Four days after the killing, on March 23, UWA, the Uganda army and police mounted a joint operation and arrested three men as suspects. They included; Vincent Tumuhirwe, a 48-year old and Robert Ariho, a 40-year old peasant and David Miryango, a 68-year old male traditional healer. They were all locals from Tukundane village on the edge of the park in Kanungu District and Kazinga lower village.

“The case in point clearly demonstrates our resolve in holding accountable all persons who endanger wildlife,” said Police Spokesperson Fred Enanga on March 24.

“Our priority as the joint security agencies still remains enforcement of wildlife protection laws in the country,” Enanga added.

Police said the trio have since been transferred to Kampala and will be arraigned before the Utilities, Standards and Wildlife Court on various charges of unlawfully killing wildlife species, unlawful entry into wildlife protected areas and being in unlawful possession of wildlife pieces of three lion heads, 15 legs, a jerry can containing suspected animal fats, which were all exhibited. Other exhibits which were recovered include a tin of suspected poison, and spears.

Enanga said in a statement that forensic examination by UWA veterinarians revealed that the dead lions and nine vultures died after eating the poisonous carcasses and that the three suspects admitted to killing the lions for body parts and fats, which are used for ritualistic cleansing.

The latest killing of lions has left Uganda’s wildlife conservationists reeling from yet another massacre of lions in Queen Elizabeth National Park, one of the country’s most popular wildlife parks in Uganda.

The killing of Africa’s largest “big cats” brought the number of known lion killings to 17 in the last three years and close to 25 since 2008 in this conservancy. For a species whose population is fast declining, the March 20 incident left Uganda’s conservationists scratching their heads for answers.

“What just happened in Queen Elizabeth Park is saddening for Uganda,” said David Duli, the Country Director of the World Wildlife Fund (WWF).

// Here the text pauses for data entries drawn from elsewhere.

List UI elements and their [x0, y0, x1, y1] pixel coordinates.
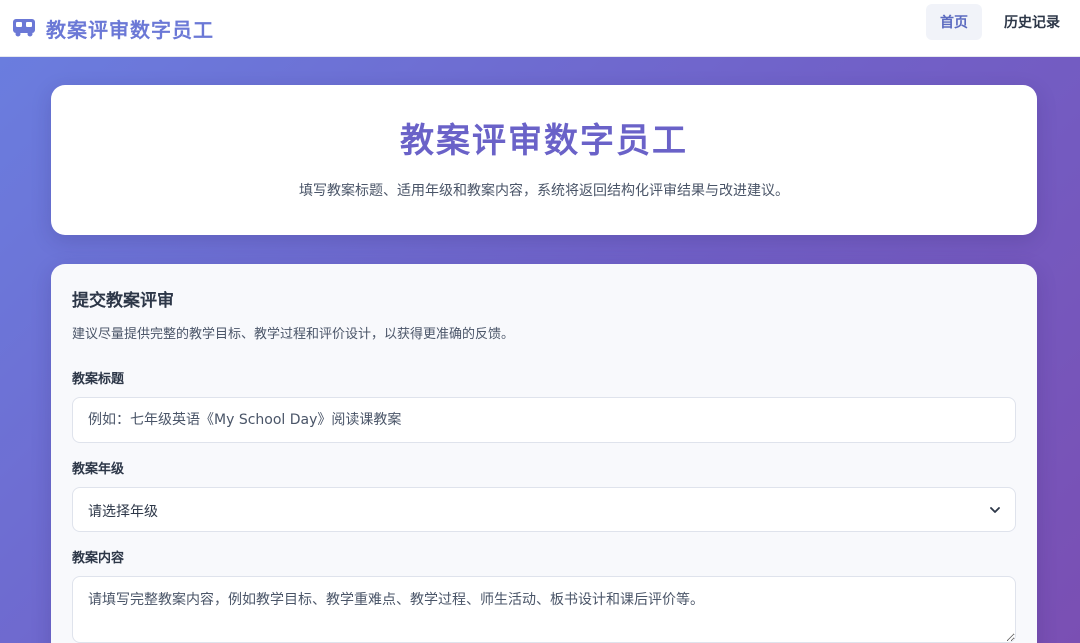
grade-field-label: 教案年级: [72, 462, 125, 477]
top-navbar: 教案评审数字员工 首页 历史记录: [0, 0, 1080, 57]
bus-icon: [13, 19, 35, 37]
nav-menu: 首页 历史记录: [926, 4, 1074, 40]
brand-name: 教案评审数字员工: [46, 17, 214, 42]
chevron-down-icon: [990, 507, 1000, 513]
content-field-label: 教案内容: [72, 551, 125, 566]
page-subtitle: 填写教案标题、适用年级和教案内容，系统将返回结构化评审结果与改进建议。: [299, 183, 789, 199]
brand[interactable]: 教案评审数字员工: [12, 14, 214, 43]
page-title: 教案评审数字员工: [400, 121, 688, 161]
form-description: 建议尽量提供完整的教学目标、教学过程和评价设计，以获得更准确的反馈。: [72, 327, 515, 342]
title-input[interactable]: [72, 397, 1016, 443]
review-form-card: 提交教案评审 建议尽量提供完整的教学目标、教学过程和评价设计，以获得更准确的反馈…: [51, 264, 1037, 643]
nav-home[interactable]: 首页: [926, 4, 982, 40]
nav-history[interactable]: 历史记录: [990, 4, 1074, 40]
grade-select[interactable]: 请选择年级: [72, 487, 1016, 532]
grade-select-value: 请选择年级: [88, 504, 158, 520]
content-textarea[interactable]: [72, 576, 1016, 643]
hero-card: 教案评审数字员工 填写教案标题、适用年级和教案内容，系统将返回结构化评审结果与改…: [51, 85, 1037, 235]
form-title: 提交教案评审: [72, 291, 174, 311]
title-field-label: 教案标题: [72, 372, 125, 387]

“As WWF, we are getting a little more concerned because we do a lot of investment in harmonizing the relationship between parks and the frontline communities,” Duli told The Independent on March 25.

For Dr. William Olupot, the director of Nature and Livelihoods, a Kampala-based non-profit, the killing of the lions requires long lasting solutions.

“Human-wildlife conflicts are bound to occur but it is important to investigate these incidents, get to the root of the cases and then try to find long lasting solutions,” he said.

The initial anxiety was heightened because most of the lions’ body parts were missing. That triggered fear of involvement of international poaching rackets searching for lion body parts. And even as police investigations point to ritualistic practices in the community, the UWA are also not ruling out illegal trade in wildlife parts according to Bashir Hangi, the UWA communications officer.

“Given that some of the body parts of the lions are missing we cannot rule out illegal wildlife trafficking,” he told The Independent.

“It is a big set-back for conservation and tourism in the sense that anything that affects our animals affects tourism; it makes sighting lions a little harder.  It also means that resources which have been invested into conservation for years suddenly go to waste,” he said.

“When tourists don’t come to visit, we lose out as a country but also the communities themselves lose out on the money they receive from the national park gate fees. The communities lose, the country loses and the impact is direct.”

Hangi said UWA is rising to the challenge of wildlife trafficking in the country. He said they are more vigilant in the conservancies through setting up a robust canine unit and investigations and prosecution units.

“The reason why the situation seems more pronounced is because we are communicating better,” he said.